Within the desired range, the circuit of the present invention also works 
best. The circuit of the preferred embodiment, for instance, is designed 
for a nominal supply voltage of 460 volts and a nominal triggering angle 
of 130.degree., and excellent results have been observed with line-voltage 
variations of as much as .+-.70 volts. Excursions outside of that range, 
however, tend to push the duty cycle into a range that is less favorable 
to the operation of the compensation circuit of the preferred embodiment, 
and overcompensation occurs at the low voltages, while high voltages cause 
undercompensation. Even outside its optimum range, however, a compensation 
circuit according to the present invention gives results that are better 
than those obtained with uncompensated circuits. 

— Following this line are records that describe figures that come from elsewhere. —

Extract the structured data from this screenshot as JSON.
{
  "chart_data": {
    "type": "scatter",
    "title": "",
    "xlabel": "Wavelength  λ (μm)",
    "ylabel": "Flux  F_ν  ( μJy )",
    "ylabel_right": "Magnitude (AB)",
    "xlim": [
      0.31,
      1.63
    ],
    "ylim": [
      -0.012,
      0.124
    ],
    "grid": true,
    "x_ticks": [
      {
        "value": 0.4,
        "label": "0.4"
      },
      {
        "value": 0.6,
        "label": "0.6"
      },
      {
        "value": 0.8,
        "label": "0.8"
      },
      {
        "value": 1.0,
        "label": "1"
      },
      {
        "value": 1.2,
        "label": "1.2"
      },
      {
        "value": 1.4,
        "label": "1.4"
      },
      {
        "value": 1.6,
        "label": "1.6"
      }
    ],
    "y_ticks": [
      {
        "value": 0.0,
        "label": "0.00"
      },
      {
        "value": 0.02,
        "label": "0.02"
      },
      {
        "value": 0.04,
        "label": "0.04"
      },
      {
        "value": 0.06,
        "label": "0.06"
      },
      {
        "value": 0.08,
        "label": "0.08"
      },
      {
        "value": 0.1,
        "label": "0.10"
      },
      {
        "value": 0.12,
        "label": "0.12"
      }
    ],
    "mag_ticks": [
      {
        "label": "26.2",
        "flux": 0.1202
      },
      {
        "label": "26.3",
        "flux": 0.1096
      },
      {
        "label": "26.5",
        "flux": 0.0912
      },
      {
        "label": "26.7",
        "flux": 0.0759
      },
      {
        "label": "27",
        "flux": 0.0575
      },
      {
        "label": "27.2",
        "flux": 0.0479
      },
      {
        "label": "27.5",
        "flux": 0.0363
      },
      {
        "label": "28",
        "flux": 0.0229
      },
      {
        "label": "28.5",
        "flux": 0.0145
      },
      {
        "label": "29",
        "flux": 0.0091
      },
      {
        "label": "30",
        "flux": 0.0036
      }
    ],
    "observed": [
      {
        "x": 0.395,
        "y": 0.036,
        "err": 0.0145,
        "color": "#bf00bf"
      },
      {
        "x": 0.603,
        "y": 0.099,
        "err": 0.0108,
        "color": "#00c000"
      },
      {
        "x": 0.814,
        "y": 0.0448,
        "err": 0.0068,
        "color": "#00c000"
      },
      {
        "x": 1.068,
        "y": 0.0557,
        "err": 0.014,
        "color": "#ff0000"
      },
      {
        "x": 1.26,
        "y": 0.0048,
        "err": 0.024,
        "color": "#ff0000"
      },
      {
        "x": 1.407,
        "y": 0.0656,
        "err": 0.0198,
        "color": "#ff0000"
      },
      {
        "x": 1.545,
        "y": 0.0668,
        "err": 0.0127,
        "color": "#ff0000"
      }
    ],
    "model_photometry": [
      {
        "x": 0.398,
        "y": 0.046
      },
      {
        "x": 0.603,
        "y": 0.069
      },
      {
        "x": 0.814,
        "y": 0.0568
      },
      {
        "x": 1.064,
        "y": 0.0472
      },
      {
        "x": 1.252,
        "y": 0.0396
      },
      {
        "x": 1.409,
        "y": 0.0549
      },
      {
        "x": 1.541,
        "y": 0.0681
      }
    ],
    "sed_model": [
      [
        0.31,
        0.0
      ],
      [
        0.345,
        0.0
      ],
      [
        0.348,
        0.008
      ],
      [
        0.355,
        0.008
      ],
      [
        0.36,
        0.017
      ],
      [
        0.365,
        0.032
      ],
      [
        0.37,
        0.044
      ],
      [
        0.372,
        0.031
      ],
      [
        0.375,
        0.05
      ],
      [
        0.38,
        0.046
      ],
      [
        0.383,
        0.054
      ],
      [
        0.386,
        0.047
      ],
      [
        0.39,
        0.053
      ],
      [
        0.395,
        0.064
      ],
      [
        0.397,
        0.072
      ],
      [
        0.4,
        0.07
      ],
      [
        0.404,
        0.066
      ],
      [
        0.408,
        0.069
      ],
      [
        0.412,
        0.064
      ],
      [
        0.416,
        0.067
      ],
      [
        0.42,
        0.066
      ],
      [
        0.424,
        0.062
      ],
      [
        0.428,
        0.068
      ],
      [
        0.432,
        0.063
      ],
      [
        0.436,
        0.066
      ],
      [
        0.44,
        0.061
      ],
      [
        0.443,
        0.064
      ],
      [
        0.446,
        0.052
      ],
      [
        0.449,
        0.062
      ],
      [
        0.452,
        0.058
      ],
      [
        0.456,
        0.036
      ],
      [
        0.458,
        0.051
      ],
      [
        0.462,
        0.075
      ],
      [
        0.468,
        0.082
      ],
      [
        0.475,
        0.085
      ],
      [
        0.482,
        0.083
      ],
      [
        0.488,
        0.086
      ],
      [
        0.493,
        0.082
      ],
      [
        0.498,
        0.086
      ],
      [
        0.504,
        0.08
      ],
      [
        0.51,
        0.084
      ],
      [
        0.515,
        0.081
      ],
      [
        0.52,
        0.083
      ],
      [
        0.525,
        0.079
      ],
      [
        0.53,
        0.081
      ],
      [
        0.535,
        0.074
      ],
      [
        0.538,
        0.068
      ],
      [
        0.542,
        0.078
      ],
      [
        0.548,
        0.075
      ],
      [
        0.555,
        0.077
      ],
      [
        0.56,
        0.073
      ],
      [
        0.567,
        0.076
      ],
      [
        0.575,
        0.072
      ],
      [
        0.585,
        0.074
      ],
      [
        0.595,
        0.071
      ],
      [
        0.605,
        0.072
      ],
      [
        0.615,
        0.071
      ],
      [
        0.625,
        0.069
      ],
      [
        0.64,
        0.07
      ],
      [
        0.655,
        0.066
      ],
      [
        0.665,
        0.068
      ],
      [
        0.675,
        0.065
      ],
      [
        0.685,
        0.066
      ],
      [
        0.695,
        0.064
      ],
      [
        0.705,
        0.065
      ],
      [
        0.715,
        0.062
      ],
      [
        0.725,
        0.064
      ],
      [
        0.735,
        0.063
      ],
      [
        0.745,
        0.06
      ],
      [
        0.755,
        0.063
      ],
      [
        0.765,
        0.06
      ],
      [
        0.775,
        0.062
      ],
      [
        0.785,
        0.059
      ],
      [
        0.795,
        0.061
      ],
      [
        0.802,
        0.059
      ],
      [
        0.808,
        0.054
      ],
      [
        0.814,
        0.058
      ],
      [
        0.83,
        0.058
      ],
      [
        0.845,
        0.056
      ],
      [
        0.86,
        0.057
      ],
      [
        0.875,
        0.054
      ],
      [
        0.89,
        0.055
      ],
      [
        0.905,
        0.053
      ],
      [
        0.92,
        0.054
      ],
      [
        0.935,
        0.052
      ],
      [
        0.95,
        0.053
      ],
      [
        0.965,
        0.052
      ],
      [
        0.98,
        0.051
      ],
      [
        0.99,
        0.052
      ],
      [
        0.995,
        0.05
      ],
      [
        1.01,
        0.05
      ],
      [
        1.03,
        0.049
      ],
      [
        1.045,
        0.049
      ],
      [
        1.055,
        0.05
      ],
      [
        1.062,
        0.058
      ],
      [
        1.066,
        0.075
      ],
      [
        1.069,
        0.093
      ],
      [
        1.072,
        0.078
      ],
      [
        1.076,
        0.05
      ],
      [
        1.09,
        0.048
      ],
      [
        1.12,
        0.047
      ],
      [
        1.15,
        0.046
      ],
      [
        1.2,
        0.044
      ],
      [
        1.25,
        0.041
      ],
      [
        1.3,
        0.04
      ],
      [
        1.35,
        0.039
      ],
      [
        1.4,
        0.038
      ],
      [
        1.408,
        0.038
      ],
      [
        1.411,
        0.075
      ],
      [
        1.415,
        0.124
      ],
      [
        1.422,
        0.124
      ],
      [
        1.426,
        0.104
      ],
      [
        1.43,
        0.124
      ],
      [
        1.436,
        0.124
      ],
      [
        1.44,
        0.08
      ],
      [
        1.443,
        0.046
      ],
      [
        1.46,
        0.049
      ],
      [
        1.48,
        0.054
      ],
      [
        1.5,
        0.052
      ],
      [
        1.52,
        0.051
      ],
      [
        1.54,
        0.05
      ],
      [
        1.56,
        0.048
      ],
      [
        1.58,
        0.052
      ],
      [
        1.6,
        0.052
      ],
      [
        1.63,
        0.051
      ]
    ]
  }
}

In the practical operation of this circuit, certain initial adjustments 
must be made. In order to ensure the right amount of compensation, R64, 
which controls the amount of the FIG.-2-circuit action that is experienced 
by R24, is adjusted so that the FIG.-2-circuit effect is just enough to 
compensate for supply-voltage variations. In order to adjust to a given 
average current, a variable voltage is applied to the supply terminal, 
and, because the effects of R64 of FIG. 2 and potentiometer R22 of FIG. 1 
are not completely independent, both potentiometers must be adjusted until 
the welding current maintains a substantially constant average value 
throughout the expected range of input voltages. Experience has shown that 
two or three adjustments at either end of the expected voltage range are 
sufficient to completely compensate the apparatus. 
While the invention has been described in conjunction with a specific 
embodiment thereof, it is evident that many modifications will be apparent 
to those skilled in the art of the foregoing description. Accordingly, it 
is intended to embrace all such alternatives, modifications, and 
variations as fall within the broad scope of the appended claims.